巣窟日誌

お仕事と研究と私的出来事

寿なるとの憂鬱

2008-01-07 19:11:13 | 日記・エッセイ・コラム
毎年、おせちの中で最後まで余ってもてあましてしまうのが、寿なるとだ。

「寿なると」とは、そう、あの渦巻きの代わりに、ピンク色の「寿」の文字が、金太郎飴のごとく切っても切っても出てくるという、まことにおめでたい、あのなるとのことだ。通常はおせちのシーズンのみにみかけるものである。

で、正月にふさわしい一品なので毎年の暮れに1本買うのだけれど、お雑煮に一切れずつしか浮かべないわが家には、この1本の量がちょいと多すぎる。普通のなるとにはミニサイズの「姫なると」というものがあるのだけれど、わたしが知る限りでは「姫寿なると」は見たことがない。

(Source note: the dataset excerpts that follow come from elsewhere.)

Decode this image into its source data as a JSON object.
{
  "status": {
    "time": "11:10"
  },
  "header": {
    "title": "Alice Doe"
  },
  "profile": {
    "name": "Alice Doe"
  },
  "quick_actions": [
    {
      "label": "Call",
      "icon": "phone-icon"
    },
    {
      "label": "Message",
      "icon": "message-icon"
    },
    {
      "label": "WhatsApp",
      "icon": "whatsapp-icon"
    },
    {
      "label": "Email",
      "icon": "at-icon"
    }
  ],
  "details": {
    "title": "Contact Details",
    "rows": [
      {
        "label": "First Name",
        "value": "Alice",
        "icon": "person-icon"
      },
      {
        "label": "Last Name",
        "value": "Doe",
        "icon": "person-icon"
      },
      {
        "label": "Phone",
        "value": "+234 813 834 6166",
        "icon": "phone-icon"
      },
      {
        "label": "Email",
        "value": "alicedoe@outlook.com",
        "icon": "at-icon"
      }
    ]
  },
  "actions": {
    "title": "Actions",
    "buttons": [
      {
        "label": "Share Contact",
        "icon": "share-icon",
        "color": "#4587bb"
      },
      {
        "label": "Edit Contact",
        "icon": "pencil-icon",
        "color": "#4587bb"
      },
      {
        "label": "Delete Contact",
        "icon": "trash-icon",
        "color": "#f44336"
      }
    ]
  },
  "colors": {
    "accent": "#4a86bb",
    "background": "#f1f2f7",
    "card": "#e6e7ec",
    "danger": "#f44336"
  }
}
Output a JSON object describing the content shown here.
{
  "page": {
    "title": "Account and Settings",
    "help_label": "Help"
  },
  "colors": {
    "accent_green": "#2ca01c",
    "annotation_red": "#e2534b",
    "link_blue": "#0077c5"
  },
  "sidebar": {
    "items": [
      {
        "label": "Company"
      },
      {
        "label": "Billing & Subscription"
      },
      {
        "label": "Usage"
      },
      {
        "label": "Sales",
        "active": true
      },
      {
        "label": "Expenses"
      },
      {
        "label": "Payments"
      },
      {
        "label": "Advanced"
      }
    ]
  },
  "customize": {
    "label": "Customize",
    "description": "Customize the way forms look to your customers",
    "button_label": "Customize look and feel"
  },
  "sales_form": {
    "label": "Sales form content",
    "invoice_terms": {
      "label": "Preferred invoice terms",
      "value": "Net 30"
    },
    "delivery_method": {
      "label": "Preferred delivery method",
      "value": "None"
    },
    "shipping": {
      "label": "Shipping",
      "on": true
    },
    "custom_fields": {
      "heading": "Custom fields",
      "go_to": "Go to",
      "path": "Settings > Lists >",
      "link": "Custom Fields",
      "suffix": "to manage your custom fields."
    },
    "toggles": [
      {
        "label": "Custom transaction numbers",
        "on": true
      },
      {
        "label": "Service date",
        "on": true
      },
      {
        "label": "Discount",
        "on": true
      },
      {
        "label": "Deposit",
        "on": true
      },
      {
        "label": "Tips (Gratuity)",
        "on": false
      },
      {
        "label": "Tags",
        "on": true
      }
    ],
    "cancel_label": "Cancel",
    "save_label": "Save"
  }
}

というわけで、最後までもてあました寿なるとを、今頃の時期に鍋物にいれて最終処分してしまうのが、わが家の毎年の正月の終わりである。

さて、まことにめでたい寿なるとであるが、使用する時と場所を間違えて使ってはいけない。

昔の話だ。当時は白いハトのマークで知られていた某スーパーマーケットチェーンの某店の社員食堂で、正月の6日あたりの昼食に「寿なるとの煮っ転がし」が出たことがあったそうだ。このスーパーの社員食堂は、同グループのファミリーレストランの会社が運営していた。この店の社食はファミレス会社内では「利益率」をたっぷりあげることで知られ、「優良店」としてたびたび表彰もされていたとのことだ。

少なくともこの店の社食においては、優良であることの秘訣は、仕入にかける金額を最大限に落とすことだった。すなわち、正月開けのこのスーパーの店頭で見切り品になった寿なるとを大量に買い込み、これを乱切りにして、調味料で煮切ったのである。

グループ会社が運営する社員食堂とはいえ、2社の関係はお互いに独立採算制。社員食堂を利用する従業員は、その食事のためにきちんとお金を払わなければならないのである。

この食堂がこの店の食料品売り場の見切り品を頻繁に買って、その結果利益率を出していることを、これを利用するスーパーの従業員たちはすでに知っていた。食堂のお茶も、非常にしばしば「土瓶くぐり」(「急須くぐり」とも)だった。これまでそういったことに数々の不満はあっても、従業員たちは影でブツブツ言うだけだった。

しかし、年明けしょっぱなから出たこの寿なるとの煮っ転がしは、その「残り物」感と調理方法への違和感ゆえに(お金を支払っているのになるとの煮っ転がしなんてアリか?)、さすがに従業員のたいそうな怒りを買ったらしい。

結局、この件については誰かが本部に社員食堂のメニューに関するクレームを出したらしく、それからしばらくは、ケチな社食にはめずらしく、結構まともなメニューが続いたとのことだ。